Алым пожаром занялась заря над Москвой, вспыхнуло крыльцо палат, что высились златоверхими теремами над кремлевской стеной. Ивану Лыкову не спалось, как и царю, но не от страха, а от великой заботы. Дядя его; князь Михайло Матвеевич, обещал нонче чуть свет царю челом бить, позволил бы он, царь, Ивану в заморские земли ехать, уму-разуму учиться.

Был крепкий мороз-утренник: пощипывало уши, но князю Ивану было жарко. Он распахнул кафтан, подставил морозу румяное лицо и засмеялся без всякой причины, потому что был молод, и потому что заря была алая, и снег казался нежно-алым, особенно мягким и теплым. И Москва была в этот день совсем не такая, как всегда. Особенно красиво вырисовывались гребешки крыш, горела цветная резь теремных вышек; а башни на кремлевской стене казались такими родными, такими близкими и знакомыми… Да и все казалось родным, близким и знакомым: и черная кошка, кравшаяся по снегу, отряхивая лапки, и серая ворона, качавшаяся на заборе, и косматая собачонка с перешибленной лапкой, ковылявшая вдоль по улице, и толпа нищих, серым пятном вырисовывавшаяся на паперти ближней церкви.

Князь Иван беззаботно тряхнул головою. Он думал вслух:

— Вот она, Москва-матушка, вот — златоглавая… Скоро не увижу я тебя, а зато увижу земли чужие и вернусь, чтобы тебе послужить…

Он вспомнил князя Курбского и других, что бежали с ним в чужие земли: молодого князя Михайлу Оболенского, Марка Сарыгозина… Все они любили Русь; все были ее сынами…

Гасли последние предутренние звезды.

«Звезды — Божьи очи, — сказал сердечно князь Иван, — слышите ли вы меня?
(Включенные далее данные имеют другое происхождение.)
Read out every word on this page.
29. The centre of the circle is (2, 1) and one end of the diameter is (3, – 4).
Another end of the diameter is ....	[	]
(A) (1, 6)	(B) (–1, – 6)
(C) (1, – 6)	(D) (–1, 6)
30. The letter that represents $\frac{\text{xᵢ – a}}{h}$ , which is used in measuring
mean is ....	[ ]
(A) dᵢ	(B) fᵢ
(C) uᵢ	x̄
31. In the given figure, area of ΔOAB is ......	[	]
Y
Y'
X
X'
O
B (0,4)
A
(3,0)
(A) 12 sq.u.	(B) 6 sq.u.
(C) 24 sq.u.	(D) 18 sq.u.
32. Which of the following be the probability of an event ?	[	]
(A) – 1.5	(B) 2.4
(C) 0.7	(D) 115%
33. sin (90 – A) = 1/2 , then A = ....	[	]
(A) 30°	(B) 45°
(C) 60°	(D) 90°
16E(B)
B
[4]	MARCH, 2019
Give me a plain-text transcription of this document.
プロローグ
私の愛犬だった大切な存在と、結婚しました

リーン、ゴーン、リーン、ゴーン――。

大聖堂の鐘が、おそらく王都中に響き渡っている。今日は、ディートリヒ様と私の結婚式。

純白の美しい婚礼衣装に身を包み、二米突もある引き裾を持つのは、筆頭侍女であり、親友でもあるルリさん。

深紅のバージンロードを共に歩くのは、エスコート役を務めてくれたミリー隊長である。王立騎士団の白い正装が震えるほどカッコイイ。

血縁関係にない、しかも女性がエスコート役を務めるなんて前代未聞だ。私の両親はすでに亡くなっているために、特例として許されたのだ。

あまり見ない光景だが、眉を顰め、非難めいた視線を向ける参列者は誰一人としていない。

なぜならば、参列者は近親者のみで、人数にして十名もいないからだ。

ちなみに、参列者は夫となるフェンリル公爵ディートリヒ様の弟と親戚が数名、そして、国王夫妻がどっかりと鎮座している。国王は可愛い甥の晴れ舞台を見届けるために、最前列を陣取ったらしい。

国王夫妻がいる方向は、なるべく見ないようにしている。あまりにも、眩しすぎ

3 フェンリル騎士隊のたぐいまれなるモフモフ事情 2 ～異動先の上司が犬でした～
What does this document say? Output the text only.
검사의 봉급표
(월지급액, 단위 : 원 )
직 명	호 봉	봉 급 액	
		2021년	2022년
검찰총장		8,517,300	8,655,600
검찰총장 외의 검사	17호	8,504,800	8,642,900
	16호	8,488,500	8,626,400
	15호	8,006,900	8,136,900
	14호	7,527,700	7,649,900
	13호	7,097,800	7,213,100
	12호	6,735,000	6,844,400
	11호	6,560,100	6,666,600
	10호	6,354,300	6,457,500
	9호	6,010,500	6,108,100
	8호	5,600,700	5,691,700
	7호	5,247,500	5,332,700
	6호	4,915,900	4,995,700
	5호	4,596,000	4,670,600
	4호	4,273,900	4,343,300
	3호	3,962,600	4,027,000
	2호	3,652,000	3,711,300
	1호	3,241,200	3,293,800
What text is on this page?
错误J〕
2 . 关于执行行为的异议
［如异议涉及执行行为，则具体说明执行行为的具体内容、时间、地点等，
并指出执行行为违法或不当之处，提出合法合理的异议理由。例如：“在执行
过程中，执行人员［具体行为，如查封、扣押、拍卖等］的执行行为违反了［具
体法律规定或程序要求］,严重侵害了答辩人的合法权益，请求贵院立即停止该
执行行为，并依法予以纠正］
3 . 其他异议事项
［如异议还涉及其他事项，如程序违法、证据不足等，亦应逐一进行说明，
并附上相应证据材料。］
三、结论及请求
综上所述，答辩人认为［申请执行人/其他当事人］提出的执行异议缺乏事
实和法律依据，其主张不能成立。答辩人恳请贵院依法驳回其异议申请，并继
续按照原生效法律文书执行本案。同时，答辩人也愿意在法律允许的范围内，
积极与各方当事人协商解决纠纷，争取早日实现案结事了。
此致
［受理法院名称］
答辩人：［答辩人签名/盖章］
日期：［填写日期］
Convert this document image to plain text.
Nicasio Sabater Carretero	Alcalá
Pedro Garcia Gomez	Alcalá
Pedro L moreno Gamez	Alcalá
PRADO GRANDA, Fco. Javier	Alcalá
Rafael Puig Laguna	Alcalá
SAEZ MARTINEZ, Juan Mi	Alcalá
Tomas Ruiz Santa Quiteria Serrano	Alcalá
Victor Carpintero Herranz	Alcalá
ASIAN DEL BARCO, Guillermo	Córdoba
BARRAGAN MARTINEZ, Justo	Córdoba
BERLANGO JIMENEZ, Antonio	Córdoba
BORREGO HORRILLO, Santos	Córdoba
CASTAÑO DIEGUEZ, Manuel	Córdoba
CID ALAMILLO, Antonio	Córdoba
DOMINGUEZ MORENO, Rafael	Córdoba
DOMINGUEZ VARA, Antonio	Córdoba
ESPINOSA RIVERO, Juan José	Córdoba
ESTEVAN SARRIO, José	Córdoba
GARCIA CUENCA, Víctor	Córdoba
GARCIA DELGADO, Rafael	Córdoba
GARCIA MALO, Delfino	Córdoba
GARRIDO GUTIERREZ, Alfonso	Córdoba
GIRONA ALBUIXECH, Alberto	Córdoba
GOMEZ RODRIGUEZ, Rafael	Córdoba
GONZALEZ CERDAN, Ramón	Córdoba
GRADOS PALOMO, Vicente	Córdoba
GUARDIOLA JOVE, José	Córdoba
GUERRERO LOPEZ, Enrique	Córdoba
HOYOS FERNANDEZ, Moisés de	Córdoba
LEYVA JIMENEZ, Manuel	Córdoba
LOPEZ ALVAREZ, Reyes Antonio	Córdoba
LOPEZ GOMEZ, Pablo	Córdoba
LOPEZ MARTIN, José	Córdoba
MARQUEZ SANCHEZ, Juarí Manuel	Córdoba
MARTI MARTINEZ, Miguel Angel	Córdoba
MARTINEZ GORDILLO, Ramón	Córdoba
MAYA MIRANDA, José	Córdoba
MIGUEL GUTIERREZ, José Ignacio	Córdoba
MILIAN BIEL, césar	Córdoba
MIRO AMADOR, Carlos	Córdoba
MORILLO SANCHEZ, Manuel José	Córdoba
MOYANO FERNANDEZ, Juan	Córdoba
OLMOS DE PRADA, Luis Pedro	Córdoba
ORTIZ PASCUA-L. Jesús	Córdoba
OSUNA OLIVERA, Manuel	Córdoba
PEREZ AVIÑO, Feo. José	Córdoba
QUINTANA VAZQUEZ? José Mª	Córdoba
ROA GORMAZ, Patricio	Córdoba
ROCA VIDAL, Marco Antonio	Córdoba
Ноне завет дам: отдать жизнь за Русь… до последнего вздоха… Господь мне поможет!.. Съезжу я на Литву, побываю в Стекольне, в Антропе, а научившись всему, окрепши, разыщу их всех и скажу им: братья милые, на Москву вернитесь! Будет вам прощение, и станем вместе на Руси правду сеять! Слышите ли меня, звезды, Божьи очи?»

Он вернулся в дом, взял кафтан и пошел побродить по улицам до пробуждения дяди.

Последняя звезда погасла. Пламенело небо. В Китай-городе, самой заселенной части Москвы, просыпался торговый люд; вдоль темных кирпичных стен с бойницами, крытых покатой тесовой крышей, у четырехугольных неуклюжих башен нетронутый, выпавший перед рассветом снег казался особенно белым и блестящим; из темных низеньких ворот выходили купцы и ремесленники в разноцветных тулупах. Высоко поднимали свои главы московские храмы; ярко переливалась на них позолота, и ярче всех был затейливый собор Покрова Богородицы. Величаво поднималась к небу высокая Фроловская башня с часами, а от нее серела бревенчатая настилка пути до самого каменного, одиноко стоявшего лобного места.

Народ гудел, волновался, бежал к Кремлю, указывая на кремлевские стены. Оттуда уже валили стрельцы, разгоняя с криками толпу. В кремлевские ворота на площади возле дворца видно было множество саней с царскими двуглавыми орлами. Они были сверху донизу нагружены всяким дорогим скарбом, и слуги носили еще из дворца все новые и новые сокровища: золото, серебро, иконы, кресты, ларцы с драгоценностями, посуду, одежду, ткани.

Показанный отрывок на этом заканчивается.